Dan berhasil, mereka melewati kamar-pengap-sialan tadi dengan mulus tanpa gangguan dan kini beralih ke lorong gelap yang tampak tak berujung. Tao menyikut pelan perut Sehun dari depan saat tangan si setan putih itu masih membekap mulutnya.
“Oh, maaf maaf. Haha!” kata si tengil Oh lalu menjauhkan tangannya sambil tertawa. Tao mendengus, bagaimana mungkin di keadaan semencekam ini Oh Sehun masih bisa tertawa-tawa sementara ia sendiri mulai merasa pening dan ingin segera menemukan pintu keluar.
Baru saja Tao bisa bernafas lega dan mulai rileks dengan langkahnya saat melewati tumpukan box berdebu, tiba-tiba muncul lagi sosok keparat yang lebih tinggi dari Tao, wajahnya penuh bekas jahitan dan tangannya memegang kapak berdarah. Tao menjerit sejadinya, rasanya mau muntah dan kencing di saat bersamaan.

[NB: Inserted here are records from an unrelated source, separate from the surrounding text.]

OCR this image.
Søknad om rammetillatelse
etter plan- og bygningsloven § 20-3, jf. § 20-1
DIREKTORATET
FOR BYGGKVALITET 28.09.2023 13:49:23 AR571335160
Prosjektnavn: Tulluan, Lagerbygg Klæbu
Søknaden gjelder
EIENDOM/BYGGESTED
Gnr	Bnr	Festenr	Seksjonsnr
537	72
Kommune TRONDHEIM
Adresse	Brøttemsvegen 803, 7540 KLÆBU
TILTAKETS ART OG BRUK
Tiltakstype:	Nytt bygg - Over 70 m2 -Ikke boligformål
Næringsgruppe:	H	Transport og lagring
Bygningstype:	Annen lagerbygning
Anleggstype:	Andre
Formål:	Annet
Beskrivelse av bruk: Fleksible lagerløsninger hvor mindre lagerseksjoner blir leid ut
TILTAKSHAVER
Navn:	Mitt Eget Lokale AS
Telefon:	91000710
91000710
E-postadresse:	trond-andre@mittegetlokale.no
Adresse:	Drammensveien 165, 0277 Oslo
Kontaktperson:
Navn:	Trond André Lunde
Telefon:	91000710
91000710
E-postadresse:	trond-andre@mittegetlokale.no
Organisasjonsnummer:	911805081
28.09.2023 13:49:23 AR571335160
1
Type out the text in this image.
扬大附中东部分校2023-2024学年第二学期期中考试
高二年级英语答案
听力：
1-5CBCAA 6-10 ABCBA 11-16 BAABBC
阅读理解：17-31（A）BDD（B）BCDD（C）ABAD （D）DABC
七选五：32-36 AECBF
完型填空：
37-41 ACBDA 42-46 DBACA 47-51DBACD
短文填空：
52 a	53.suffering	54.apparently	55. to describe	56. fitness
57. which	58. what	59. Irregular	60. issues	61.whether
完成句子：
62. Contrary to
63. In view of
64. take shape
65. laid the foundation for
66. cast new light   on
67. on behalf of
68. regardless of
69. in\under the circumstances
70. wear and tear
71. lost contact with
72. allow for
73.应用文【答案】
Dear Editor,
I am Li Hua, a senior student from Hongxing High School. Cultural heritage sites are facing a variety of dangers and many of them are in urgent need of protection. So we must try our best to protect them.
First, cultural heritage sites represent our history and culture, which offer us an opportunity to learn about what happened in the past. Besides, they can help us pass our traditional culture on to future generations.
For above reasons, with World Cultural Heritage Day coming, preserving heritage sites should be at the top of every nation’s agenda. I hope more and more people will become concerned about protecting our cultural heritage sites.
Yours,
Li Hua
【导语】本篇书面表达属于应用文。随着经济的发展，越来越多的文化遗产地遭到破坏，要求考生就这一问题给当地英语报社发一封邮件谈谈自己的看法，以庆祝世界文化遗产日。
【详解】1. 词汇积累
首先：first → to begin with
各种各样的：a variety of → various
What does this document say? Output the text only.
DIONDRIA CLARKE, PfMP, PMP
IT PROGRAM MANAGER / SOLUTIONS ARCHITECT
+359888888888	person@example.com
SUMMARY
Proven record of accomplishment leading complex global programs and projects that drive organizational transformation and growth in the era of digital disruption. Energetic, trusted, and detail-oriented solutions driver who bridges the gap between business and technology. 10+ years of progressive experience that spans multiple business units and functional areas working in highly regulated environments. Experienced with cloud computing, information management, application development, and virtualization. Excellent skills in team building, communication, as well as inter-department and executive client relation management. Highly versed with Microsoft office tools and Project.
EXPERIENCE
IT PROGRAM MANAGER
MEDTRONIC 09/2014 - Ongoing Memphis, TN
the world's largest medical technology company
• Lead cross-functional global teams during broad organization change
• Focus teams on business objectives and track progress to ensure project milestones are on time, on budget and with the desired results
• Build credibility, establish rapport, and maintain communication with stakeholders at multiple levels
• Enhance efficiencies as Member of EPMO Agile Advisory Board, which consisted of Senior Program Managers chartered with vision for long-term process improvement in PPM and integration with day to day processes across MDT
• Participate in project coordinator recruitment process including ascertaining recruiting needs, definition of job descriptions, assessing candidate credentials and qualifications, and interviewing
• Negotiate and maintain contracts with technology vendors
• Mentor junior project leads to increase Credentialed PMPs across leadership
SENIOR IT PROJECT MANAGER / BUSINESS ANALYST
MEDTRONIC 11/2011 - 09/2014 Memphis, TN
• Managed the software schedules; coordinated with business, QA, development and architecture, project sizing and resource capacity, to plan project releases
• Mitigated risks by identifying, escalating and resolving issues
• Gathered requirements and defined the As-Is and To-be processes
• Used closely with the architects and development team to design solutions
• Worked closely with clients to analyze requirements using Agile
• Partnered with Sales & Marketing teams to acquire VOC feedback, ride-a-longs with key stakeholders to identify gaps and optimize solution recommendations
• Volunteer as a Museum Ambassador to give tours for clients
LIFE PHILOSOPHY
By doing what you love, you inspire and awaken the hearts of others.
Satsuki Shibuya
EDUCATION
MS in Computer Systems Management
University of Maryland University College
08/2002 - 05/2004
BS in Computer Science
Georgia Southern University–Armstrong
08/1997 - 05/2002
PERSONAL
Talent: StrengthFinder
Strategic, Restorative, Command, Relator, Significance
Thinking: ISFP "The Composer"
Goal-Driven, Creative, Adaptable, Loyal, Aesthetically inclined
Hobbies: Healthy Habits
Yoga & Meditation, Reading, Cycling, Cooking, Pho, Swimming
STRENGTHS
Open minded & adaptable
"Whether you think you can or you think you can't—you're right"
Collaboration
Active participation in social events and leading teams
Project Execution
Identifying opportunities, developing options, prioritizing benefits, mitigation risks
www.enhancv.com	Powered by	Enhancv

“Bwuahahahaha, astaga ini menyenangkan. Ahjussi maaf temanku berisik sekali.” dan Oh Sehun justru tertawa lalu membungkuk pada sosok yang sudah membuat Tao seperti orang kerasukan.
Entah apa yang diucapkan oleh Tao, mungkin Doa, mungkin juga umpatan, yang jelas ia menggunakan bahasa kampung halamannya. Dan belum stabil lagi debaran jantung si Cina, ia kembali dibuat sinting saat sebuah tangan menangkap pergelangan kakinya. Tao bergidik, lalu berlari tak tentu arah dan menabrak tumpukan kardus di depannya hingga berjatuhan.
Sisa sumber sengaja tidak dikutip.